This, however, is not about TAM or NDTV or even ratings. It is about media policy and our priorities.
There have been three papers/reports on television ratings from the Telecom Regulatory Authority of India (Trai) and the ministry of information and broadcasting in the last five years. Almost all of them came to the same conclusion. There is a problem with ratings. A sample of 35,000 Indians in a market with 740 million viewers is too small. Then there are issues of methodology, all of which TAM admits to. It is willing to increase its sample size, but the cost is too much for its Rs 50-crore or so top line. One of the Trai reports puts the number for covering over 108,000 people at Rs 660 crore. Nobody wants to foot the bill.
TAM is a virtual monopoly, not a real one. The market is open to anyone who wants to come and offer rating services. One player, aMap, has already given up. Thanks to the television industry's inaction, TAM happens to be the only player. Now the industry has got its act together. The Broadcast Audience Research Council (BARC) is finally working on an alternative. We should see new data in the next year or so, going by senior BARC officials.
The point is that the Rs 37,000-crore television industry is largely run by private companies. If they have a problem with TAM, let them deal with it. It doesn't befit the ministry of information and broadcasting, which runs Prasar Bharati, to keep coming back to ratings. Just like newspaper readership or box office numbers, it is an industry metric. There has been trouble with both readership and box office numbers, but the ministry of information and broadcasting has never commented on them. Why, then, bother with ratings - not once, but again and again? The ministry of information and broadcasting should be more worried about the political ownership of the media, paid news, rationalising entertainment tax, easing the satellite policy for direct-to-home operators - among the dozens of other things it could do to help the industry generate more revenues, taxes and employment. Why not tackle them with the same efficiency with which it handled digitisation?
As for Doordarshan, it has in many ways a legal monopoly over terrestrial broadcasting. That is a position it could use to improve standards of content in news broadcasting a la the BBC. Think about it.
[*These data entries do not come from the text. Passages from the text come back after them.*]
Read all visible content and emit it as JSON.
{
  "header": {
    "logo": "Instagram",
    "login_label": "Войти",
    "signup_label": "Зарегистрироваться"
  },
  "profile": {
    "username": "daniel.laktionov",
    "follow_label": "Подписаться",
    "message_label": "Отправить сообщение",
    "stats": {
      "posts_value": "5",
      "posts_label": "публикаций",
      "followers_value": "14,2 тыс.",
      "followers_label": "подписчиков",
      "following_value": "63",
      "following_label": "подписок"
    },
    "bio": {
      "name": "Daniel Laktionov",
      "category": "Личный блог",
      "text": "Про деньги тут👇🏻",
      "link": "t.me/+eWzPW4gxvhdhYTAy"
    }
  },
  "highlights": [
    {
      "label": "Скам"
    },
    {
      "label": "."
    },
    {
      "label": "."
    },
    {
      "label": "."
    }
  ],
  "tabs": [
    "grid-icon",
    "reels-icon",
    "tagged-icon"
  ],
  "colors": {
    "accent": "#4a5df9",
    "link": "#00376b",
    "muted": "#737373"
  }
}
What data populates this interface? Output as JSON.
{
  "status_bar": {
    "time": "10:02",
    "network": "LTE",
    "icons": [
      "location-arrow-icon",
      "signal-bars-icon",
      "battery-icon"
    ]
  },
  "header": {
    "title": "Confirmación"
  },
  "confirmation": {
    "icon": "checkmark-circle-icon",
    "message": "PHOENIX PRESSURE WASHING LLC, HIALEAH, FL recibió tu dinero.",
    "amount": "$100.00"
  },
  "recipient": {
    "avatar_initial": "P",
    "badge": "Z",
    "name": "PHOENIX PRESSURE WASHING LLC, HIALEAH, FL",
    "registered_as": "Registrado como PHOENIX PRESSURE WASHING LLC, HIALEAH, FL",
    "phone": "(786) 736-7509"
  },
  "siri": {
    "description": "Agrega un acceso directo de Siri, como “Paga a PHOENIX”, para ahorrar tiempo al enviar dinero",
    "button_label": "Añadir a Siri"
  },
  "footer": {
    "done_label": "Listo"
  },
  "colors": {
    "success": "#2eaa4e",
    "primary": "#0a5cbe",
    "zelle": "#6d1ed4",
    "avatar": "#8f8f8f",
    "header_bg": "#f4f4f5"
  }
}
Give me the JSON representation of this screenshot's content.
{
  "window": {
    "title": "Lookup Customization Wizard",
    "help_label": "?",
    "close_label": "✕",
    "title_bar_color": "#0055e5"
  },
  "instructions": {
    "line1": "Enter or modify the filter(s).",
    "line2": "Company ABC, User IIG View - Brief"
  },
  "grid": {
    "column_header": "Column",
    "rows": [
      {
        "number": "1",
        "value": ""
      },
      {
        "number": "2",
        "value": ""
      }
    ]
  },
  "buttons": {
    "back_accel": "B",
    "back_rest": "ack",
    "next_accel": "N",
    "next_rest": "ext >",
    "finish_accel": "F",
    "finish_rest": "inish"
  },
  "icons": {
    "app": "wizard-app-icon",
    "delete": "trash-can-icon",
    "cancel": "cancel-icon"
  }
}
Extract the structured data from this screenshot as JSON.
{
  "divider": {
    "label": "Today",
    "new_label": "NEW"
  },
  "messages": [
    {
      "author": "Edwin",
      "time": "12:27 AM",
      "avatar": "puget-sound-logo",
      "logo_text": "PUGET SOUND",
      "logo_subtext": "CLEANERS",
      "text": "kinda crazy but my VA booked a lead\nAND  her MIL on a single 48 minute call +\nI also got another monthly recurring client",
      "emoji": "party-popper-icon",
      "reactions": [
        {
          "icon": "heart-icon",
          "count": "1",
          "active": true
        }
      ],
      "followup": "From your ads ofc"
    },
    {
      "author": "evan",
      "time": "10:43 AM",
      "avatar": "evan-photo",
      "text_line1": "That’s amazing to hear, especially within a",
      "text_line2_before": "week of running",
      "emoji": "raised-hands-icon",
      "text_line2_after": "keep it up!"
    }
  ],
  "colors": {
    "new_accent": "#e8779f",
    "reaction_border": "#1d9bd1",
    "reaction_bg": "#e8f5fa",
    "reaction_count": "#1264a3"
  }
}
It is mandatory under the Cable Act to have Doordarshan channels on the prime band or the best real estate on your television. Doordarshan can appropriate the feed of any sporting or other event from a private channel in "national interest". So far this national interest hasn't moved beyond cricket. It has the best transmission infrastructure in the country, at over 1,000 towers. Going by reports, in 2011-12, on revenues of Rs 1,409 crore, it had expenses of over Rs 2,890 crore. So taxpayers spend anywhere between Rs 1,500 crore and Rs 1,800 crore every year to keep Prasar Bharati, the "autonomous" body that runs Doordarshan and All India Radio, afloat. If all that money and the legal privileges given to Doordarshan were given to a private broadcaster, TAM or no TAM, it would have been hugely profitable.
But, and this is the point, Doordarshan's mandate is not to make money. Its mandate is to be a public service broadcaster. At the cost of repeating myself, the BBC blows up a lot of taxpayer money, but it is a globally respected broadcaster. It has forced private broadcasters in the UK to maintain high standards. At a time when news standards in India are going down the tube, having a news broadcaster that does not have the revenue or viewership pressure that the private ones face would do wonders. If Doordarshan could lift standards and get viewership, it would have done more than its duty as a public service broadcaster. As both taxpayers and viewers, we would be happy with it.
Could the ministry of information and broadcasting, then, work on fixing Doordarshan instead of TAM?